Well, Easter in Japan is even more bereft of Christ than Christmas was. At least then we had a tree and a cake and some presents. But Easter is completely unrecognized. So we had to make our own.
About a month ago I got online and basically begged some of our friends to send us some Easter stuff and boy, did they come through! Here is a picture of Bonnie (blurry cuz I took it with my cell phone -- I was out of film at the time) with the Easter basket full of stuff that people sent! Note the pink plastic Ariel basket that we got free when we bought six cans of Grape Fanta last summer. Oh well, she didn't care!

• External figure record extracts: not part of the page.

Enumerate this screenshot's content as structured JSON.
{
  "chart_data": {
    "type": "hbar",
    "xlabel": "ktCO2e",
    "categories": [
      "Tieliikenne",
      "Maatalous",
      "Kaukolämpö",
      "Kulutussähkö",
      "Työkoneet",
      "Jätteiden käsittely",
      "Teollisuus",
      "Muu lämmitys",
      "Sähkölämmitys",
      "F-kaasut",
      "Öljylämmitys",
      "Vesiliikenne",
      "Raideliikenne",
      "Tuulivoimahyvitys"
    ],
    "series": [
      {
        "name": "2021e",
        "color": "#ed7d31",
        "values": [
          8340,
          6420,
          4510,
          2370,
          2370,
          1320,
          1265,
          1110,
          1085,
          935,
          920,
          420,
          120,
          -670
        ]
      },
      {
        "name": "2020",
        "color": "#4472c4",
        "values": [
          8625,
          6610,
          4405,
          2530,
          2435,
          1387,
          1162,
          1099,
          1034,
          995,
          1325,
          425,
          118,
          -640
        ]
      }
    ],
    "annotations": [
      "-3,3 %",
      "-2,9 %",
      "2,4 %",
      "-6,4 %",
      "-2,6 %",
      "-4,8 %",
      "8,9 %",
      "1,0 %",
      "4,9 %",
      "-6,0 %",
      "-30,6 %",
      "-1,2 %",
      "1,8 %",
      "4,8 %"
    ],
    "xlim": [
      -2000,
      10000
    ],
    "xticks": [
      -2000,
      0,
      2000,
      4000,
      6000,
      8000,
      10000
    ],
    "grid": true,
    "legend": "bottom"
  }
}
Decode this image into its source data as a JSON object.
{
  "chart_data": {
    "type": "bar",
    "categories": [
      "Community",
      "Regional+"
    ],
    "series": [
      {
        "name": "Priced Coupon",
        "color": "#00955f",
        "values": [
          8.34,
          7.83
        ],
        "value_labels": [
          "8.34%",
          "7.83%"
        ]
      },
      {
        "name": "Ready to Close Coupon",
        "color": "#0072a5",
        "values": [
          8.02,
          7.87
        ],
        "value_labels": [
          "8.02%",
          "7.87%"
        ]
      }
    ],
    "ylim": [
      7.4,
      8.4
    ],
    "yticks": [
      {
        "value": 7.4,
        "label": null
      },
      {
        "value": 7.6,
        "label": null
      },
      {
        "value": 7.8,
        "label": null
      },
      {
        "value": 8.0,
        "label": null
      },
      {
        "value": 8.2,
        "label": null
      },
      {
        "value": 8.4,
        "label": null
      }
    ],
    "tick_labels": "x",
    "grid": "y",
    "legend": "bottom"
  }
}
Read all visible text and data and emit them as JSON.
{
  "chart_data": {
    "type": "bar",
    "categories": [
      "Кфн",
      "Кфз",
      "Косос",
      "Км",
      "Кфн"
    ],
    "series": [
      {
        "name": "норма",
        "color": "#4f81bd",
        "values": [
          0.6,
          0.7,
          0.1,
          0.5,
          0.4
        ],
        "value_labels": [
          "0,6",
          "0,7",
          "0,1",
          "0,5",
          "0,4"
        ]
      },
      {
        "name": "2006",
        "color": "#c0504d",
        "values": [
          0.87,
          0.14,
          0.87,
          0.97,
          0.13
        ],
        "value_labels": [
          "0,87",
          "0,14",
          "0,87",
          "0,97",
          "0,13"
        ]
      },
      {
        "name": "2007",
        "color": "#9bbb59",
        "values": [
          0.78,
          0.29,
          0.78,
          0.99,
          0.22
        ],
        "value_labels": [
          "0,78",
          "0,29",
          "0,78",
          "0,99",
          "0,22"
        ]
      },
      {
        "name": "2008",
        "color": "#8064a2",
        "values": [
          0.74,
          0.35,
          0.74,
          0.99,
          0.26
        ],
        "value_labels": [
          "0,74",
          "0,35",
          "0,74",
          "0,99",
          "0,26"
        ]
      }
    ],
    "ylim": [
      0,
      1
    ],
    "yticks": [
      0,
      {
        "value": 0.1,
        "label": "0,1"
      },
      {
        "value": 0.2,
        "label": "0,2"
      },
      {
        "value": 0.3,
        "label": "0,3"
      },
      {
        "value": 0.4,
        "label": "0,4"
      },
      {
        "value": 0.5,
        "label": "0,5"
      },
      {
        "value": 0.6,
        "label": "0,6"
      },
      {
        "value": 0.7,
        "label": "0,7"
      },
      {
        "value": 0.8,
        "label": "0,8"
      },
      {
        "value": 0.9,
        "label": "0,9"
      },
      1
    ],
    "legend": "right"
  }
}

Since several people sent us egg-dying kits, we decided to educate some of the kids I teach at the English school here. The little boy is Yuki, a kindergartener who was fascinated with the “magic” crayon (made of white wax). I made a sample egg first and they couldn't believe how the wax design was preserved in white while the rest of the egg turned into candy colors. Next is Yuka , another Kg-er looking duly thrilled while dipping her egg. Thanks for that Kodak moment, Yuka! Kids had a chance to practice their English while asking, “Whose egg is that?” “I like blue,” etc. They each made three or four eggs and took them home. They didn't believe me when I told them they could eat them.
And what do you think we did on Easter Sunday? No, nothing as mundane as, say, going to church! No way! We had a cherry-blossom viewing party with our students.
This party is called "ohanami" in Japanese. "o" is an honorific added to words to give them special significance. It is like saying, "honorable cherry blossom viewing party." The word "hana" means "flower" and "mi" comes from "mimasu," whish means "see." So, there you have it: O-hana-mi: Cherry blossom viewing party.
Originally I wanted to have the party near the end of the month when my friend will be visiting from the U.S., but as my students watched the cherry blossom forecast (yes, there is such a thing here - you can even get updates sent to your cell phone and Yahoo Japan has a special weather page for the forecast), they informed me that it would be far too late if we waited until then. So we pushed it forward to April 1st. However, there weren't any blossoms in our part of the country that week so we changed it to April 8th. I completely forgot it was Easter Sunday. When I realized what I had done, I briefly considered changing the date, but then thought it might be a fun way to spend the day. And it really was.
Bonnie and I met our manager, Yuri and her son Koken, along with the other English teacher, Wayne, and drove to the local Buddhist temple (or is it a Shinto Shrine? I forget). Anyway, we skipped the pagan part and went to the park next door which was overflowing with pink, cottony cherry trees in full blossom. One by one, our students found us (we had told them simply to come to the park at 1 p.m. and look for the two gaijin -- and it worked!) and helped us get the grill going (Wayne carried it up to the top of the hill!) with a little help from some other picnickers who actually had matches (oops!).
Everyone had brought packs of meat to grill and share, along with dipping sauce, rice balls, salad and chips. Yuri had been carrying what looked like a large, blue plastic briefcase, which stunningly transformed into a picnic table -- complete with benches. To the right is an actual picture of our actual students (Hiromi, Aya and Hatsue) at our actual party! After we ate, the kids (Wayne, Bonnie, Kouken and some of my students) found some old cardboard boxes, smashed them flat and used them to slide down the very steep hill next to us.
I sat on another hill overlooking the city, the rows of cherry trees laid out like pastel clouds below me, thinking of how the ohanami is viewed in Japanese culture. Since the cherry blossoms are only around for a short time every year, they are especially venerated. To see them at their peak takes good timing and good luck. Almost everyone in Japan tries to find some time to sit and enjoy the cherry blossoms before they are gone.
Wayne said it reminded him of a famous Japanese proverb he had just learned:
ichi go, ichi e
which he translated into English:
“Cherish every encounter, for it will never recur."